Of the 25 attorneys listed as serving on the Brooklyn Democratic Party’s judicial screening panel in 2019, at least five have been given jobs as court-appointed lawyers by the judges they’re tasked with reviewing, the Daily News has learned.

Previous coverage of the Brooklyn’s high quality approach to selecting judges here, here, here, here, here, and here.

Minnesota broadcasts criminal sentencings … and the world doesn’t end

One of the main concerns expressed by lawyers and judges about courtroom cameras is that they will lead to grandstanding and obnoxious courtroom behavior. But the experience in Minnesota state courts suggests that these concerns are overblown. Using a bit of a loophole in the law — sentencing proceedings do not require assent from the parties — more media are gaining camera access to high-profile sentencings. The results have been mostly positive.

There are ample reasons to want to protect the privacy of victims, jurors, and witnesses during trial. But there are also ample reasons to make the open forum of the courtroom truly open to everyone. Video access of court proceedings is assuredly compatible with safety, due process, and substantial justice.

Louisiana raises judicial salaries

Louisiana legislators voted overwhelmingly last week to raise the salaries of state judges by 2.5% in the coming year. If funds permit, judges would continue to receive equivalent pay raises for each of the four years after that as well.

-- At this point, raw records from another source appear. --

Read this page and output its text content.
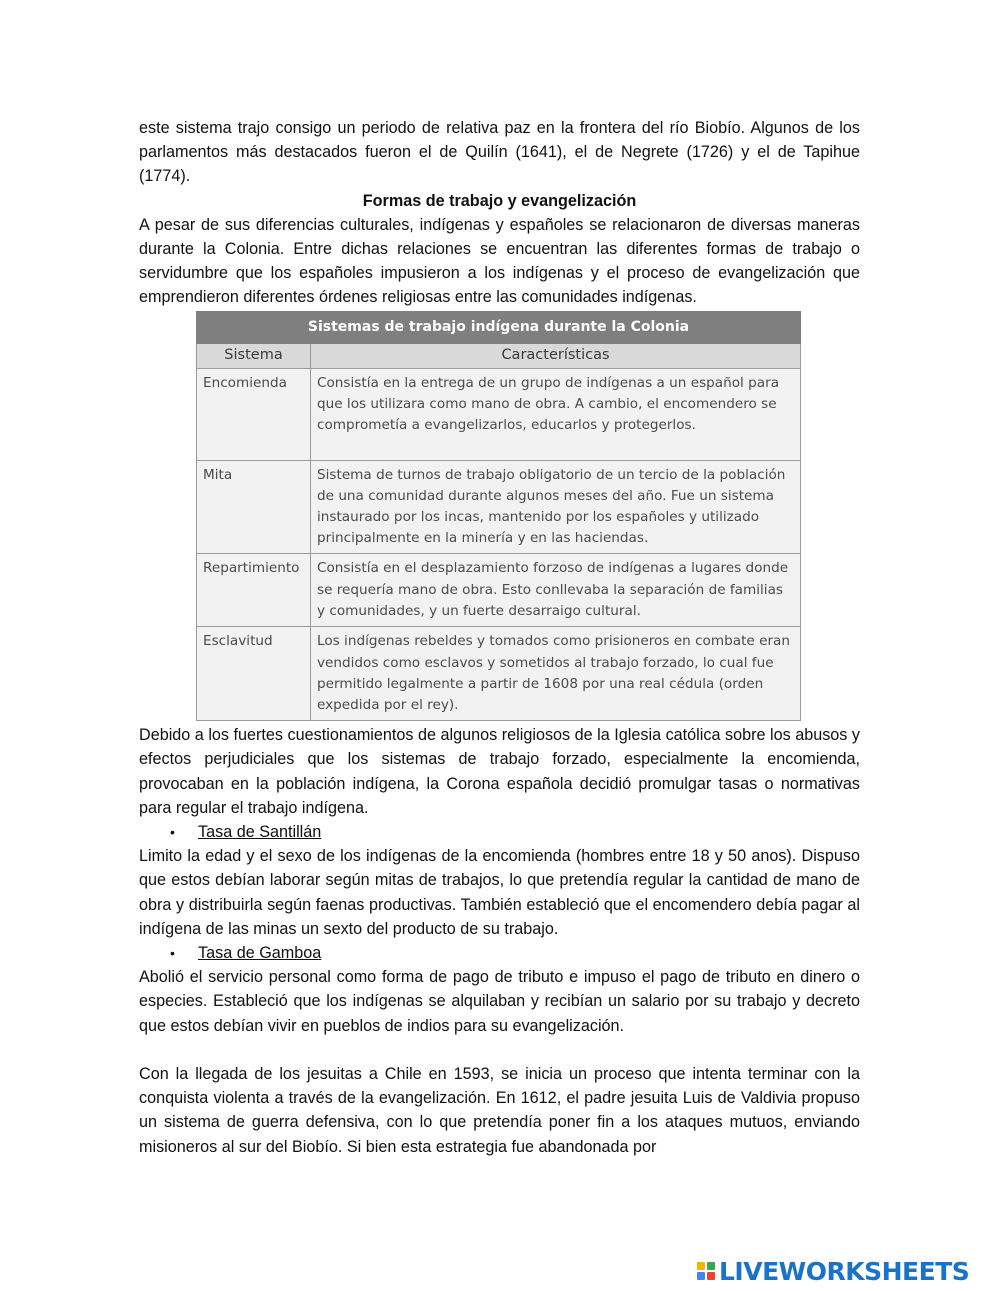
este sistema trajo consigo un periodo de relativa paz en la frontera del río Biobío. Algunos de los parlamentos más destacados fueron el de Quilín (1641), el de Negrete (1726) y el de Tapihue (1774).

Formas de trabajo y evangelización

A pesar de sus diferencias culturales, indígenas y españoles se relacionaron de diversas maneras durante la Colonia. Entre dichas relaciones se encuentran las diferentes formas de trabajo o servidumbre que los españoles impusieron a los indígenas y el proceso de evangelización que emprendieron diferentes órdenes religiosas entre las comunidades indígenas.

Sistemas de trabajo indígena durante la Colonia	
Sistema	Características
Encomienda	Consistía en la entrega de un grupo de indígenas a un español para que los utilizara como mano de obra. A cambio, el encomendero se comprometía a evangelizarlos, educarlos y protegerlos.
Mita	Sistema de turnos de trabajo obligatorio de un tercio de la población de una comunidad durante algunos meses del año. Fue un sistema instaurado por los incas, mantenido por los españoles y utilizado principalmente en la minería y en las haciendas.
Repartimiento	Consistía en el desplazamiento forzoso de indígenas a lugares donde se requería mano de obra. Esto conllevaba la separación de familias y comunidades, y un fuerte desarraigo cultural.
Esclavitud	Los indígenas rebeldes y tomados como prisioneros en combate eran vendidos como esclavos y sometidos al trabajo forzado, lo cual fue permitido legalmente a partir de 1608 por una real cédula (orden expedida por el rey).

Debido a los fuertes cuestionamientos de algunos religiosos de la Iglesia católica sobre los abusos y efectos perjudiciales que los sistemas de trabajo forzado, especialmente la encomienda, provocaban en la población indígena, la Corona española decidió promulgar tasas o normativas para regular el trabajo indígena.

• Tasa de Santillán

Limito la edad y el sexo de los indígenas de la encomienda (hombres entre 18 y 50 anos). Dispuso que estos debían laborar según mitas de trabajos, lo que pretendía regular la cantidad de mano de obra y distribuirla según faenas productivas. También estableció que el encomendero debía pagar al indígena de las minas un sexto del producto de su trabajo.

• Tasa de Gamboa

Abolió el servicio personal como forma de pago de tributo e impuso el pago de tributo en dinero o especies. Estableció que los indígenas se alquilaban y recibían un salario por su trabajo y decreto que estos debían vivir en pueblos de indios para su evangelización.

Con la llegada de los jesuitas a Chile en 1593, se inicia un proceso que intenta terminar con la conquista violenta a través de la evangelización. En 1612, el padre jesuita Luis de Valdivia propuso un sistema de guerra defensiva, con lo que pretendía poner fin a los ataques mutuos, enviando misioneros al sur del Biobío. Si bien esta estrategia fue abandonada por

LIVEWORKSHEETS
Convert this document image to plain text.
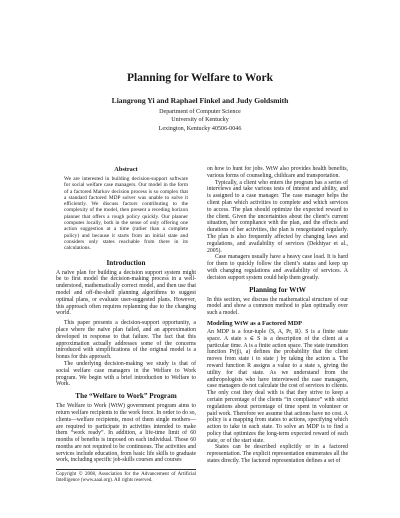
Planning for Welfare to Work
Liangrong Yi and Raphael Finkel and Judy Goldsmith
Department of Computer Science
University of Kentucky
Lexington, Kentucky 40506-0046
Abstract

We are interested in building decision-support software for social welfare case managers. Our model in the form of a factored Markov decision process is so complex that a standard factored MDP solver was unable to solve it efficiently. We discuss factors contributing to the complexity of the model, then present a receding horizon planner that offers a rough policy quickly. Our planner computes locally, both in the sense of only offering one action suggestion at a time (rather than a complete policy) and because it starts from an initial state and considers only states reachable from there in its calculations.

Introduction

A naïve plan for building a decision support system might be to first model the decision-making process in a well-understood, mathematically correct model, and then use that model and off-the-shelf planning algorithms to suggest optimal plans, or evaluate user-suggested plans. However, this approach often requires replanning due to the changing world.

This paper presents a decision-support opportunity, a place where the naïve plan failed, and an approximation developed in response to that failure. The fact that this approximation actually addresses some of the concerns introduced with simplifications of the original model is a bonus for this approach.

The underlying decision-making we study is that of social welfare case managers in the Welfare to Work program. We begin with a brief introduction to Welfare to Work.

The “Welfare to Work” Program

The Welfare to Work (WtW) government program aims to return welfare recipients to the work force. In order to do so, clients—welfare recipients, most of them single mothers—are required to participate in activities intended to make them “work ready”. In addition, a life-time limit of 60 months of benefits is imposed on each individual. Those 60 months are not required to be continuous. The activities and services include education, from basic life skills to graduate work, including specific job-skills courses and courses

Copyright © 2008, Association for the Advancement of Artificial Intelligence (www.aaai.org). All rights reserved.

on how to hunt for jobs. WtW also provides health benefits, various forms of counseling, childcare and transportation.

Typically, a client who enters the program has a series of interviews and take various tests of interest and ability, and is assigned to a case manager. The case manager helps the client plan which activities to complete and which services to access. The plan should optimize the expected reward to the client. Given the uncertainties about the client’s current situation, her compliance with the plan, and the effects and durations of her activities, the plan is renegotiated regularly. The plan is also frequently affected by changing laws and regulations, and availability of services (Dekhtyar et al., 2005).

Case managers usually have a heavy case load. It is hard for them to quickly follow the client’s status and keep up with changing regulations and availability of services. A decision support system could help them greatly.

Planning for WtW

In this section, we discuss the mathematical structure of our model and show a common method to plan optimally over such a model.

Modeling WtW as a Factored MDP

An MDP is a four-tuple ⟨S, A, Pr, R⟩. S is a finite state space. A state s ∈ S is a description of the client at a particular time. A is a finite action space. The state transition function Pr(j|i, a) defines the probability that the client moves from state i to state j by taking the action a. The reward function R assigns a value to a state s, giving the utility for that state. As we understand from the anthropologists who have interviewed the case managers, case managers do not calculate the cost of services to clients. The only cost they deal with is that they strive to keep a certain percentage of the clients “in compliance” with strict regulations about percentage of time spent in volunteer or paid work. Therefore we assume that actions have no cost. A policy is a mapping from states to actions, specifying which action to take in each state. To solve an MDP is to find a policy that optimizes the long-term expected reward of each state, or of the start state.

States can be described explicitly or in a factored representation. The explicit representation enumerates all the states directly. The factored representation defines a set of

The source of the funding struck me as noteworthy:

The Louisiana Supreme Court agreed to cover the first year of pay raises for judges — at an estimated cost of $1.8 million — from its substantial cash reserves. It’s unclear whether judges will continue to tap reserves or turn to state taxpayers to cover future raises, which could cost as much as $9.5 million per year if all five annual pay hikes are awarded.

I thought that judicial salaries typically came from funds controlled by the legislature. It’s quite interesting that salaries are to be paid (at last initially) out of the state supreme court’s “substantial” independent funds.

Massachusetts set to lift ban on cell phones in courthouses

Following the recommendation of its Access to Justice Commission, the Massachusetts Trial Court Department is taking immediate steps to lift the ban on cell phones on state courthouses.

The Commission’s report

cited hardships such as the inability of self-represented litigants to present photos or text messages as evidence to a judge, to consult their calendars, to reach child care providers, or to transact other “essential” business.

The recommendations of the working group include a full review of all courthouse bans to determine whether they are justified, and a pilot program to test the use of magnetically locked security pouches.

“Instead of using a strategy that relies on prohibiting the possession of cell phones as a condition of entry, each courthouse should employ a strategy, tailored to its security needs, that relies on regulating and controlling the use of cell phones within the building,” the authors of the report wrote.

This seems like a sensible step in the right direction. The made sense to ban phones in an earlier era, where the potential distraction might outweigh their value. But the near necessity of cell phones today–for child care and emergency communications, as memory and scheduling devices, and as carriers of critical personal information–merits a different response.